Aerial view of the Sloan Farm. The location of the prairie strips are highlighted in blue.
PUTTING IDEAS INTO PRACTICE
Sloan learned about prairie strips during a visit to the Leopold Center for Sustainable Agriculture at Iowa State University in 2011. At that point, research on their efficacy had primarily only been done at the Neal Smith National Wildlife Refuge. That research pointed to disproportionately beneficial results when row-cropped fields were converted to 10% native, perennial vegetation. So Dick thought, “Well, okay, but who’s doing this?” Dick decided that he would give prairie strips a shot on his farm to take an idea developed by academics and implement it on an active farm operation.

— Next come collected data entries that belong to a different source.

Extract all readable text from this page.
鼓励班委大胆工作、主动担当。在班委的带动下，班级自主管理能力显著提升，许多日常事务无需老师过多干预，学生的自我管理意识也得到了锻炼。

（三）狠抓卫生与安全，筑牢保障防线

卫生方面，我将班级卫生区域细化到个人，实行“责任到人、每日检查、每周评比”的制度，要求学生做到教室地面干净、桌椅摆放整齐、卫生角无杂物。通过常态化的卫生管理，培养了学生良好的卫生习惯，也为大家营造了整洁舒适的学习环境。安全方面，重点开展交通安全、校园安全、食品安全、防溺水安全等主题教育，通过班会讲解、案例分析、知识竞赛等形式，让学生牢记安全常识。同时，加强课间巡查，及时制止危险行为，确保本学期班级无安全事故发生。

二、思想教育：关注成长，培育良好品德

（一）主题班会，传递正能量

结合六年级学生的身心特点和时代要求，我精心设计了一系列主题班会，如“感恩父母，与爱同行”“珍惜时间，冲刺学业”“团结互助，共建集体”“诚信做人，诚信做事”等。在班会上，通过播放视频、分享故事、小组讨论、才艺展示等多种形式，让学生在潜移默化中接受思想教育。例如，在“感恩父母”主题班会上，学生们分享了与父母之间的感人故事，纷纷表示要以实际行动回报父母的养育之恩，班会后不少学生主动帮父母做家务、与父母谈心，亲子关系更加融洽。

Dick planned and planted his prairie strips in 2011 and 2012. He credits his established relationship with his local conservation offices for making the process of receiving Conservation Reserve Program (CRP) payments and cost-share possible. (The formal adoption of prairie strips as a CRP practice, CP43, was many years down the road.) He purchased the seed through Pheasants Forever, a mix designed to meet the specifications of CP-25 (Restoration of Rare and Declining Habitat). It consisted of 29 native species of grasses and forbs, such as big bluestem and prairie dropseed. Since then, he’s seen four additional native species in the prairie despite not directly planting them. The aerial view of the farm shows how laying out the strips on the contours makes for a unique field. Dick made sure to space them correctly as to not interfere with farm operations, such as planting and harvesting. He hired the Buchanan County Conservation Board to drill-seed his prairie strips. Dick utilized his own equipment and labor to do establishment mowing and other maintenance, such as treating tree saplings with herbicide to keep woody species from taking over his prairie. He worked with the ISU STRIPS team to help burn his prairie strips once they were established.
Dick Sloan (far right) at a STRIPS field day on his farm.
JUST ONE TOOL OF MANY
Dick doesn’t solely rely on prairie strips to achieve his conservation goals on his farm. Other practices he utilizes include no-till farming, terraces, waterways, and cover crops. He is also implementing a substantial wetland restoration. Working with the Iowa Department of Agriculture and Land Stewardship (IDALS), the wetland will have a seven-acre permanent pool and a buffer of native, perennial vegetation to contain surges from heavy rainfall. The total conservation easement is nearly 30 acres. In addition to his full-time job as a farmer, Dick is a leader in farmer-led research, working with Iowa State University STRIPS, Iowa Learning Farms, the Tallgrass Prairie Center, and Practical Farmers of Iowa (PFI). With PFI, he has been involved with research on cover crops and hosted on-farm field days. He is also involved in the Cedar River Watershed Coalition and served as chairman of the Lime Creek Watershed Council, where he worked within his community to encourage more residents to adopt management practices that would lead to improved water quality.
"Highly productive farms now, and in the future, are built around systems which protect native species."
Soil health is one of the key measures of success on Dick’s farm. He compares prairie strips to a bank where, “You have a diverse, healthy ecosystem operating that provides a basis for beneficial insects to be able to thrive in your fields.” In addition to the beneficial insects, he appreciates the habitat and aesthetic beauty the prairie adds to his farm. He’s seen Upland Sandpiper on the farm for several years now. Dick’s advice for others looking to implement prairie strips? “You have to learn how to manage it. You need to know what to look out for. Maybe it scares you at first but you figure it out.”